Did you get a bachelor's degree before getting your PharmD? Your options can vary based on that.
posted by hydropsyche at 3:56 AM on January 8, 2015


I work in public health research, and we have a number of pharmacists who work on various projects. We collect and analyze data on drugs people use, we work with hospitals to abstract medical information from charts -- pharmacists are invaluable in this kind of work.
posted by OrangeDisk at 5:24 AM on January 8, 2015 [2 favorites]


Maybe switching the type of pharmacist you are would help - from retail to in hospital, etc.
posted by heathrowga at 5:51 AM on January 8, 2015


You can work for the drug companies. They have training jobs, or even selling pharmaceuticals.

You get a car and a good salary and you go around to professionals discussing drugs.
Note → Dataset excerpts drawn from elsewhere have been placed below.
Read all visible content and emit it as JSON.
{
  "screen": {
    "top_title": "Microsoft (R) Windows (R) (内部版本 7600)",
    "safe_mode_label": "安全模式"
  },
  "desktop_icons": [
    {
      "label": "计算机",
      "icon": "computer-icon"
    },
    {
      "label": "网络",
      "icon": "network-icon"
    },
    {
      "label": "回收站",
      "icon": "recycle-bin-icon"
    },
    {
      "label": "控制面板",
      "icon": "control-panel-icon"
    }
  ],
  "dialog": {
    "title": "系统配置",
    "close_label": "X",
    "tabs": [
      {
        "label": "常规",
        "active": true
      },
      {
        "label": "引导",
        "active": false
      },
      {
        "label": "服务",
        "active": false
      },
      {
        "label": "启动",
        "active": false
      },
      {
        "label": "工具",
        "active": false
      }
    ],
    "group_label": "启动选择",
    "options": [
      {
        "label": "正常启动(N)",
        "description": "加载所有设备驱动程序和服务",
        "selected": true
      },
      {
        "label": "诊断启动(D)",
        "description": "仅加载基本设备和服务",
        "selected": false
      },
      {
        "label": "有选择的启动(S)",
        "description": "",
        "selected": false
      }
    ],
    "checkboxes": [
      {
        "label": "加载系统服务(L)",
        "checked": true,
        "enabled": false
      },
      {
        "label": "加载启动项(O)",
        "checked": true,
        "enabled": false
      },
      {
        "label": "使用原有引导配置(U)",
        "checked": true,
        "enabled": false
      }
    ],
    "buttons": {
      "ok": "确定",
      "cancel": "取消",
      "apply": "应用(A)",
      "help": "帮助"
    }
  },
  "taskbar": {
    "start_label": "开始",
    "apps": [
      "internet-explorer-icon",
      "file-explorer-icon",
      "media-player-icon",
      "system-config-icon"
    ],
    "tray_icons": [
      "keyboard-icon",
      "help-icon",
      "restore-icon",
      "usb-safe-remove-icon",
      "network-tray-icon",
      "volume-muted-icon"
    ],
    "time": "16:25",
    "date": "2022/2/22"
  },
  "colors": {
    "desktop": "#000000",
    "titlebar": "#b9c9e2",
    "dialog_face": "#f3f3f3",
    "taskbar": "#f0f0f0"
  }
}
There are it's own stresses, but there is autonomy as well.

Jobs at Johnson & Johnson

So lots of options out there. Good jobs, good money. No shitty hours or screaming people.

Good Luck!
posted by Ruthless Bunny at 6:30 AM on January 8, 2015 [1 favorite]


Curious as to what aspect of pharmacy work has impacted you this way -- while I know a few folks in the medical industry, none are pharmacists, and my son has an interest in the field as a career.

But yes, health research, data analysis and/or communications would be excellent sideways moves to something less stressful that complements your existing skills.
posted by liquado at 8:03 AM on January 8, 2015


I used to be a librarian at a pharmacy school, and they were ALWAYS looking for faculty. Are you at all interested in teaching pharmacy students (have you precepted and enjoyed it?), and is there a pharm school near you?
posted by mskyle at 8:10 AM on January 8, 2015


There are a lot of positions in local health departments for which you would be a perfect fit--especially in terms of policy departments that don't often have someone on staff who knows a lot about pharmacy. Ditto with any number of non-profit organizations in the health sciences world (and beyond). Check some listings on Idealist (although that route will definitely have you taking a pay cut).
posted by late afternoon dreaming hotel at 11:46 AM on January 8, 2015


Thanks for all your suggestions and support, everyone! Really appreciate your help! Thoughts and stress accumulated over time from customer and possibility of hurting someone, all and all just kept me thinking. It's really a great career path but I just don't want to continue being worried and helpless. Thanks again, I wish you all well!